Other selective tests are based on the idea of correlating the frequency of alleles with a particular selective environmental pressure, such as temperature or precipitation. In this case, we expect that alleles under selection will vary in relation to the environmental variable. For example, if a particular allele confers a selective benefit under hotter temperatures, we would expect that allele to be more common in populations that occur in hotter climates and rarer in populations that occur in colder climates. This is referred to as a ‘genotype-environment association test’ and is a good way to detect polymorphic selection (i.e. when multiple alleles contribute to a change in a single phenotypic trait).

Genotype by environment figure.jpg
An example of how the frequency of alleles might vary under natural selection in correlation to the environment. In this example, the blue allele A is adaptive and under positive selection in the more intense environment, and thus increases in frequency at higher values. Contrastingly, the red allele B is maladaptive in these environments and decreases in frequency. For comparison, the black allele shows how the frequency of a neutral (non-adaptive or maladaptive) allele doesn’t vary with the environment, as it plays no role in natural selection.

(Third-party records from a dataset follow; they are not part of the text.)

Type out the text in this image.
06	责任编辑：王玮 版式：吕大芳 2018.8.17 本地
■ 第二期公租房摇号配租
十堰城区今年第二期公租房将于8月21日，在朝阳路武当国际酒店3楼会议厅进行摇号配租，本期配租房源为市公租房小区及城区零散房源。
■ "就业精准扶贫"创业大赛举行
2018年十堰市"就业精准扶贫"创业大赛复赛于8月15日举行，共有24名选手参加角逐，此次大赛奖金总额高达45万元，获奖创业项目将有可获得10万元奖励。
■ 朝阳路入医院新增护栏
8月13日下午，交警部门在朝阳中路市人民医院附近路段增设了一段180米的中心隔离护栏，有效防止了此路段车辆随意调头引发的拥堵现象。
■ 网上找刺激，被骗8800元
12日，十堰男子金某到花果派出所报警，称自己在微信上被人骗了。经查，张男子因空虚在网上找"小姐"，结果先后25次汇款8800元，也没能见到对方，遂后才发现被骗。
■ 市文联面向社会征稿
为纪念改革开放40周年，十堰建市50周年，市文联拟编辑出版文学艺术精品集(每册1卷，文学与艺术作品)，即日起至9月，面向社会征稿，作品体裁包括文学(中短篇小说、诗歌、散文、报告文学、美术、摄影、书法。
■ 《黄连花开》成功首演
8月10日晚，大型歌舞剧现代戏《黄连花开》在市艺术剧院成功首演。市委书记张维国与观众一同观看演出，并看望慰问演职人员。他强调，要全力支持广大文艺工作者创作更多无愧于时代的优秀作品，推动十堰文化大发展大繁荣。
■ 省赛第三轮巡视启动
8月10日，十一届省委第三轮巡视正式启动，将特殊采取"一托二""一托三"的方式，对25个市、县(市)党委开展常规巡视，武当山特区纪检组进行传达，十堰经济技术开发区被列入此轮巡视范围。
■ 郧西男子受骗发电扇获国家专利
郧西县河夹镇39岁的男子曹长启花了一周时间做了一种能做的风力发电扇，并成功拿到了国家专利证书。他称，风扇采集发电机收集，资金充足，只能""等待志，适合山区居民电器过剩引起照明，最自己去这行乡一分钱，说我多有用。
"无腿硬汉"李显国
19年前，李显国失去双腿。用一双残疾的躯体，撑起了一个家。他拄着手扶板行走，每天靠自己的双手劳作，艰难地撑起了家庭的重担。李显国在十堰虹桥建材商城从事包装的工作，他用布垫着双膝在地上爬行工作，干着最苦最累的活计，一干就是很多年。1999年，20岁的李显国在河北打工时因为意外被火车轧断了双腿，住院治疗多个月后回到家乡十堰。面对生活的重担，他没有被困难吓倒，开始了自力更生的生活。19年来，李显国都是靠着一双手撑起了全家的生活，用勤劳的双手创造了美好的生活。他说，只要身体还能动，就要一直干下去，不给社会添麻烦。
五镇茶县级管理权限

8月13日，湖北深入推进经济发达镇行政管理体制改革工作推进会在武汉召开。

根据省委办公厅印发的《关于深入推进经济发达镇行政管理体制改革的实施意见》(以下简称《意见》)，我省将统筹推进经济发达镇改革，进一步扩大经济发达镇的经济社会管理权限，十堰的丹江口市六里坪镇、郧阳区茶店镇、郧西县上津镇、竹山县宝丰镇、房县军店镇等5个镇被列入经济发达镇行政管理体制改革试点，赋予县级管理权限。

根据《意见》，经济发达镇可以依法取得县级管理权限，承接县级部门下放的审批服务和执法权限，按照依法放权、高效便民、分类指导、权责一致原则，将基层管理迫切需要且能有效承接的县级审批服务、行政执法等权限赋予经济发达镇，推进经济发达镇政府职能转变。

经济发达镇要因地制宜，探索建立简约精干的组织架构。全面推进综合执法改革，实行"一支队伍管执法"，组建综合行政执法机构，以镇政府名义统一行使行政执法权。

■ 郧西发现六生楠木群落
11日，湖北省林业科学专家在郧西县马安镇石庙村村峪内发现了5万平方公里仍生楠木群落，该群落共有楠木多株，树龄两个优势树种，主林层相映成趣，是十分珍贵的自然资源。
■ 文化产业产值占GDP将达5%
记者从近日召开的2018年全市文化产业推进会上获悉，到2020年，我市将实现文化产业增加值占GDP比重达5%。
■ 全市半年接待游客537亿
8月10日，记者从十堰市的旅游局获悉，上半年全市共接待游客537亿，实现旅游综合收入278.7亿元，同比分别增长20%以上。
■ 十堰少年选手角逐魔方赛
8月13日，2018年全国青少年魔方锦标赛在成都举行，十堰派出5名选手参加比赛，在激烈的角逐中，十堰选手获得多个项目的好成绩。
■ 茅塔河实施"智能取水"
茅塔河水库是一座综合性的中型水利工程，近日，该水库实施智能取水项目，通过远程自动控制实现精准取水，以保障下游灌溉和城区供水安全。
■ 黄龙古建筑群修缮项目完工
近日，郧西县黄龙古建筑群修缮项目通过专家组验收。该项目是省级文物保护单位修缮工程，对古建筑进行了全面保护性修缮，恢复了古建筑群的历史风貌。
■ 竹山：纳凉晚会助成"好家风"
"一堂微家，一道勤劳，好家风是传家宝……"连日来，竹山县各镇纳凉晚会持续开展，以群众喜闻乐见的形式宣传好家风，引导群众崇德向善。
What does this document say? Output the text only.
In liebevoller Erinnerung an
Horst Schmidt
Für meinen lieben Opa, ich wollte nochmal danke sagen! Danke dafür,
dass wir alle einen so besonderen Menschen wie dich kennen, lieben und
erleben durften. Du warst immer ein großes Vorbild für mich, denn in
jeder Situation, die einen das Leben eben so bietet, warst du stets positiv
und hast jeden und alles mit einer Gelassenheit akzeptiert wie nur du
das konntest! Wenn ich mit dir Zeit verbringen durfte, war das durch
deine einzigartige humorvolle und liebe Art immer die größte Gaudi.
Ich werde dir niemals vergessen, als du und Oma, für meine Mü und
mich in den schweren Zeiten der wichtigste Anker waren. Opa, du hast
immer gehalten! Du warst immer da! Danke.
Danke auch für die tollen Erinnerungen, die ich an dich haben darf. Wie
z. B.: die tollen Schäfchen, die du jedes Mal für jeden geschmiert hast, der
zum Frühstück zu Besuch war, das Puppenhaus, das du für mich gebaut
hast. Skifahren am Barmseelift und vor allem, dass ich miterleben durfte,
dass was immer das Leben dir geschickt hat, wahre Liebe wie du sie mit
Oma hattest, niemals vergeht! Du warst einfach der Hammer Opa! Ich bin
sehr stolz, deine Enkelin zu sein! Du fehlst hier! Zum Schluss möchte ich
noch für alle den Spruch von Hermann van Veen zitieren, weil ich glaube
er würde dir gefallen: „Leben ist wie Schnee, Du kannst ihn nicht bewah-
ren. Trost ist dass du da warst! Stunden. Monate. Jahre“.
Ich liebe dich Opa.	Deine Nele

Taxonomic (species identity) uses

At one end of the spectrum of allele frequencies, we can also test for what we call ‘fixed differences’ between populations. An allele is considered ‘fixed’ it is the only allele for that locus in the population (i.e. has a frequency of 1), whilst the alternative allele (which may exist in other populations) has a frequency of 0. Expanding on this, ‘fixed differences’ occur when one population has Allele A fixed and another population has Allele B fixed: thus, the two populations have as different allele frequencies (for that one locus, anyway) as possible.

Fixed differences are sometimes used as a type of diagnostic trait for species. This means that each ‘species’ has genetic variants that are not shared at all with its closest relative species, and that these variants are so strongly under selection that there is no diversity at those loci. Often, fixed differences are considered a level above populations that differ by allelic frequency only as these alleles are considered ‘diagnostic’ for each species.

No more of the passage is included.